Surprisingly, her output had rarely landed in Italy prior to this exhibition curated by Sarah Hermanson Meister, Director of Aperture (a nonprofit foundation established in 1952 by photographers and writers as “common ground for the advancement of photography”) and who for more than two decades headed the photography department at the Museum of Modern Art in New York. Labeled as an activist on issues of race and gender, Weems offers a narrative so authentic and direct that it engages even the most detached observer. It is a gaze that expresses “the urgency of taking individual responsibility in redressing injustice,” says the curator. Yet, Weems’ message does not exude rancor, but opens up the possibility of constructive civic engagement, without dissipating energy in the search for culprits, favoring instead an awareness of history in order to observe the present with renewed lucidity.
This retrospective, composed of works from her most emblematic photographic series, allows visitors to retrace the broad arc of her career, participating in her spiritual and personal journey, concluding with Preach, a never-before-seen project commissioned by Intesa Sanpaolo, documenting the Black Church, or those places of worship that are fundamental to African American communities.
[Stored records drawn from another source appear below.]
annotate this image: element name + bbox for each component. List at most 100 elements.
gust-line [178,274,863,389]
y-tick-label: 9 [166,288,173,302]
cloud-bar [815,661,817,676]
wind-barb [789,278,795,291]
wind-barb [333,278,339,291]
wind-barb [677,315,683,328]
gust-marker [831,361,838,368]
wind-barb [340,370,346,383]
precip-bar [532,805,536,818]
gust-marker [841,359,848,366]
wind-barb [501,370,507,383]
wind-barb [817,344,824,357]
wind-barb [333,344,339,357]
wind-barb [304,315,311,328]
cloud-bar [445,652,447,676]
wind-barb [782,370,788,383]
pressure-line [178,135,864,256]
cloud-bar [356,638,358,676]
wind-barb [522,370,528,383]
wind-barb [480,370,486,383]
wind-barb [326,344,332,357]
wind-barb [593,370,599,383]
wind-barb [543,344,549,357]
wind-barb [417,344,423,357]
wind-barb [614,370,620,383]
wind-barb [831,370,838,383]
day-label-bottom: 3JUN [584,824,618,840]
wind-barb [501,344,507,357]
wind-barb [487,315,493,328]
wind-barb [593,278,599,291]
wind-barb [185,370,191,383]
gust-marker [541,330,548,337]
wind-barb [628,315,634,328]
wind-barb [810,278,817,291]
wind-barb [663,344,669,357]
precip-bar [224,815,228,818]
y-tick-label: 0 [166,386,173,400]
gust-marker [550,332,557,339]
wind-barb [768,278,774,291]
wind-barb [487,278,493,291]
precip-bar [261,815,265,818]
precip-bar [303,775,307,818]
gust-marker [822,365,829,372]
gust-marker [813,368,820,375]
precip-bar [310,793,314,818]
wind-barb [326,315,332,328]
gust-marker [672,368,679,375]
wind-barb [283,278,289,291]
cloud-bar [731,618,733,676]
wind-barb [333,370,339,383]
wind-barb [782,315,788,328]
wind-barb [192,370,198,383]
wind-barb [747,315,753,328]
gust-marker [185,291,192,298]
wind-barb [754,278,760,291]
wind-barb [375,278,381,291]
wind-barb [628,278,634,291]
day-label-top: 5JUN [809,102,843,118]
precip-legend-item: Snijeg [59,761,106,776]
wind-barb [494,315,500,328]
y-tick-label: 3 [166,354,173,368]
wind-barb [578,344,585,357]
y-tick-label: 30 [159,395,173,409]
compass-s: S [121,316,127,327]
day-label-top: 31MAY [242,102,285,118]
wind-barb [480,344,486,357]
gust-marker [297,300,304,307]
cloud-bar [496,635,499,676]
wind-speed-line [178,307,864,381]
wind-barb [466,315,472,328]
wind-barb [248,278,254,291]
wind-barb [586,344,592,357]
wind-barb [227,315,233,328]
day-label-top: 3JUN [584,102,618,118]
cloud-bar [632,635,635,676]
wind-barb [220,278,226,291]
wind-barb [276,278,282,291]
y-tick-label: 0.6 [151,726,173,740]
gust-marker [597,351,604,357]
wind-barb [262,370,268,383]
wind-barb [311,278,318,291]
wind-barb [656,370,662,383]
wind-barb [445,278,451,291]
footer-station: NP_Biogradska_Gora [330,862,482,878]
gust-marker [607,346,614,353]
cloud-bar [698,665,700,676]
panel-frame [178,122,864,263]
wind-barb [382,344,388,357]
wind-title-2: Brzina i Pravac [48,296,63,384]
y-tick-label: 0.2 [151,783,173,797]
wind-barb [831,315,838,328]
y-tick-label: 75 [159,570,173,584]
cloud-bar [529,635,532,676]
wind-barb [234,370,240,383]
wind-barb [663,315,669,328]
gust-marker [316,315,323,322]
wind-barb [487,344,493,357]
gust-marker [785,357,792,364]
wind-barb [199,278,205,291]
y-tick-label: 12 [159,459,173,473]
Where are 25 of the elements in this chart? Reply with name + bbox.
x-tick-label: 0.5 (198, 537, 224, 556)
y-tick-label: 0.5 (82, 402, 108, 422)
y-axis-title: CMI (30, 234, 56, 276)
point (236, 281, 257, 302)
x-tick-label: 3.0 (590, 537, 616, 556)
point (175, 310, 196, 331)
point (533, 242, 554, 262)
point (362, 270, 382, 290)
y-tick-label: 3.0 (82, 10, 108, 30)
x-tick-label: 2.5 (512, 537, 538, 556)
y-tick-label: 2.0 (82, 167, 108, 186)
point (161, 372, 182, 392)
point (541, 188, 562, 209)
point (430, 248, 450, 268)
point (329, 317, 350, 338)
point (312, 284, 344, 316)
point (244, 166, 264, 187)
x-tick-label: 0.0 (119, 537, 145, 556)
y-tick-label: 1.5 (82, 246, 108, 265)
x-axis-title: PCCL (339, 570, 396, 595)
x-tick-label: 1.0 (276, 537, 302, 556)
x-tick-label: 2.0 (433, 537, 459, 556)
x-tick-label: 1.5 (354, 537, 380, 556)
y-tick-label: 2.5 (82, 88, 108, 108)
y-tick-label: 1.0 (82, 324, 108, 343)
Interweaving photographs both recent and from previous projects, Weems depicts churches set up in basements, modest signs, spartan furnishings contrasting with glittering robes, ecstatic dances and vibrant choirs. The image of a truly resilient African American culture emerges overpoweringly, one that has overcome violence and segregation, self-determining itself to the rhythm of Duke Ellington’s music, in the words of Martin Luther King and all those who, as Weems states, “prayed against the wind.”
In previous works Weems is explicitly featured. With her experience as a performer she has shaped a persona of herself, an alter ego who appears from behind in numerous photographic series. Of this figure she says, “this woman can represent me or you; she can embody the audience, she accompanies you in the story.” She made her first appearance in the Kitchen Table Series of 1990; here, with an incisive and essential narrative, she reveals a glimpse into the life of a woman in her maturity, first in the relationship of a couple that blossoms, evolves, but then comes into crisis and dissolves, then motherhood, family, friendships, and loneliness. The framing remains unchanged: a table and a lamp, to which are added significant objects that enrich the role of each character. And any woman, regardless of ethnicity, age or political creed, will be able to recognize herself, if nothing else, in the process of processing a separation: emptiness, female solidarity, introspection and finally newfound lightness.
The protagonist of almost all her subsequent projects, Carrie Mae Weems never falls into self-referentiality: “I found that I was the point of reference, the point of view that directed the viewer to people like me in history.” This her role as visionary guide is also evident from Museums, a project started in 2006 and still evolving, where the Weems-character, now identifiable by her long black dress, always portrayed from behind, contemplates museums around the world. Majestic, imposing, monumental spaces, curiously all white and magically deserted, before which this composed, dark figure almost dissolves, evoking the absence of representations of artists of color in global cultural institutions. Thus, in the repetition of this enigmatic figure as the background changes, the whole acquires an overwhelming communicative power. “Weems forces us not only to hear but to listen, not only to look but to see,” says the curator.
The exhibition closes with his 2021 work Painting the Town where large-scale works show wooden planks covering storefronts. After the murder of George Floyd by police, and subsequent demonstrations by the Black Lives Matter movement, store owners covered doors and windows with plywood panels to protect them from the protesters’ murals and graffiti. These new surfaces became pages on which to build an unprecedented form of resistance, which in turn were erased with improvised colorful paints that make Weems’ photographs resemble Rothko’s canvases. For the artist, these erasures represent the mechanism of power that silences the protest and identity of African American culture, embodying a tangible censorship so devastating that it annihilates any voice. Works so elemental in their conception and yet charged with extraordinary eloquence.
At the end of this exhibition, it seems that Carrie Mae Weems has answered the request that De Gregori sang: “tell me what you see from there, tell me that everything is clearer than here.” And today as the world burns outside, it may not be able to offer us definitive answers, but it will allow us to see with clarity the flames that blaze, inviting us not to look away from the uncomfortable truths that demand our collective engagement.